Acilon lembra que os pilotos criaram uma associação e estudavam várias possibilidades, sendo uma a ser construída em um shopping no município de Caucaia, e outra no próprio Eusébio, por sessão de terras do Grupo M Dias Branco, que daria à prefeitura do Eusébio terras vizinhas ao Autódromo Virgílio Távora para construção do kartódromo, sem interferir no atual traçado.
“Na minha avaliação, os proprietários reais do terreno resolveram recuperá-lo e mobilizaram todos os instrumentos que possivelmente estivessem sendo incomodados pelo equipamento, pelo kartódromo. Ao meu ver, o secretário de esporte do Estado, através de um TAC que vi entre ele e a família proprietária do terreno, assumiu que daria, que já estava assegurado um local dentro do autódromo para fazer o kartódromo, e que esse seria feito.
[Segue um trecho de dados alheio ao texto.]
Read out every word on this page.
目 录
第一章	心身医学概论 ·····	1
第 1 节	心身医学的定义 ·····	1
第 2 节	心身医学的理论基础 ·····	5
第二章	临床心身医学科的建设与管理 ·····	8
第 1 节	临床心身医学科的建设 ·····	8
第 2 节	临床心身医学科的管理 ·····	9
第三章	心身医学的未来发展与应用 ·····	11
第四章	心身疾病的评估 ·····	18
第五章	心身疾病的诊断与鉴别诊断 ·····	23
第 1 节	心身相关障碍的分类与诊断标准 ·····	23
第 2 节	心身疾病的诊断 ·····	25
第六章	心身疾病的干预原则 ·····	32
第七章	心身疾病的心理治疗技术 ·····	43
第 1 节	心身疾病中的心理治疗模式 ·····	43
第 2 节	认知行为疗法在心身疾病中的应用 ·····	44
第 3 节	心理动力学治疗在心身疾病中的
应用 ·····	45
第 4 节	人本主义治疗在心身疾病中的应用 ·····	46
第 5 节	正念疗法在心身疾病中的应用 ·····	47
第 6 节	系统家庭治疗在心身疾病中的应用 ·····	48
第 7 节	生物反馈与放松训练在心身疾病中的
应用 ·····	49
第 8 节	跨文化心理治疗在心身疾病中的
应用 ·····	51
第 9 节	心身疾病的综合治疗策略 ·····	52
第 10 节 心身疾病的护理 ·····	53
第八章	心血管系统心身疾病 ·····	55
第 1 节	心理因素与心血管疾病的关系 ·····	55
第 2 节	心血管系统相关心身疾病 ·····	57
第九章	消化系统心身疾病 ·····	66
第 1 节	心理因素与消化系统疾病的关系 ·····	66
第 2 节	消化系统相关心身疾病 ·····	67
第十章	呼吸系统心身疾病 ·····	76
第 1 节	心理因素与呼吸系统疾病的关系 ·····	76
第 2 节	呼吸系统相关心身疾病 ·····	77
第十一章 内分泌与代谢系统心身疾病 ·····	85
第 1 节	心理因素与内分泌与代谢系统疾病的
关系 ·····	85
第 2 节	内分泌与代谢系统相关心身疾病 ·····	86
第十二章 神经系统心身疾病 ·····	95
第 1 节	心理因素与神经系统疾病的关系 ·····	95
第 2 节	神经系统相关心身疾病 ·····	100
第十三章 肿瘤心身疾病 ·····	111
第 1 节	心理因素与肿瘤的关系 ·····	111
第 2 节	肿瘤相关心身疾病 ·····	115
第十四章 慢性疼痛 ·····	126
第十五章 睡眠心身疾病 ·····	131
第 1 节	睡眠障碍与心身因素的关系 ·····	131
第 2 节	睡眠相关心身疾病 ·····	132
Eu preciso que isso precisa seja cumprindo, que o secretário de esporte aloque recurso, que faça a pista, que com isso ele faça o kartódromo no centro automobilístico que é o autódromo. Nós estávamos nos mobilizando junto à prefeitura do Eusébio para que houvesse a doação de terras de empreendimento do grupo M Dias Branco para expandir o autódromo e fazer o kartódromo lá. Eu já tinha até falado com o Stênio (Diretor do Cekart), mas houve essa aceleração dos proprietários históricos do terreno, induzindo a AMA em extinguir a pista antes de ver o que o governo do estado prometeu fazer, que é o kartódromo lá no autódromo, que eu não acredito no cumprimento dessa promessa. Eu entendo que como a assinatura do secretário de Estado ele já deve ter inclusive recurso destinado a fazer esse kartódromo lá, se não ele não iria assinar um TAC desse tamanho, então, com certeza, já deve ter todos os mecanismos legais, financeiros para fazer esse kartódromo dentro do autódromo para que se aja de tanta rapidez em destruir uma pista que tem tantos anos de uso”, disse Acilon.
Após ouvir Acilon Gonçalves, a reportagem do Carros e Corridas voltou a fazer contato com Francisco Ventura para que comentasse as declarações, mas a ligação caiu em duas tentativas após contato e em outras duas ele não atendeu ao telefone. O site decidiu publicar as declarações de Acilon, mas deixa claro que todos os citados têm o mesmo espaço para darem suas versões.
A reportagem também tentou ouvir o presidente da AMA, Celso Henrique Martins Rodrigues, mas este não atendeu as ligações. Em contato com a assessoria de imprensa da Prefeitura do Eusébio, reiteramos o interesse em ouvir o dirigente, mas até às 20h desta quinta (10), Celso Henrique não havia retornado o contato com a assessoria.
Também procurada pela reportagem, a direção do Clube de Kart não quis emitir opinião. Já o presidente da Federação de Automobilismo do Estado do Ceará, Haroldo Scipião, por email disse que lamenta o ocorrido e esperava que o clube conseguisse outro local antes do fim da pista. “A FCA lamenta o ocorrido, tínhamos conhecimento de um processo que estava sendo negociado entre os proprietários do kartódromo e o Clube de Kart para junto com o Governo do Estado do Ceará conseguirem um outro local para um novo kartódromo. Hoje fomos surpreendidos com essas máquinas demolindo tudo e abalando com o Esporte no Estado do Ceará. Infelizmente a FCA não pode fazer nada a não ser apoiar o Clube de Kart para buscar novos investidores e tentar construir um novo kartódromo. Enquanto alguns empresários na Bahia, Paraíba e Pernambuco se mobilizam tentando construir uma praça de esporte desse tipo, os nossos aqui no Ceará querem demolir”, disse Haroldo em nota.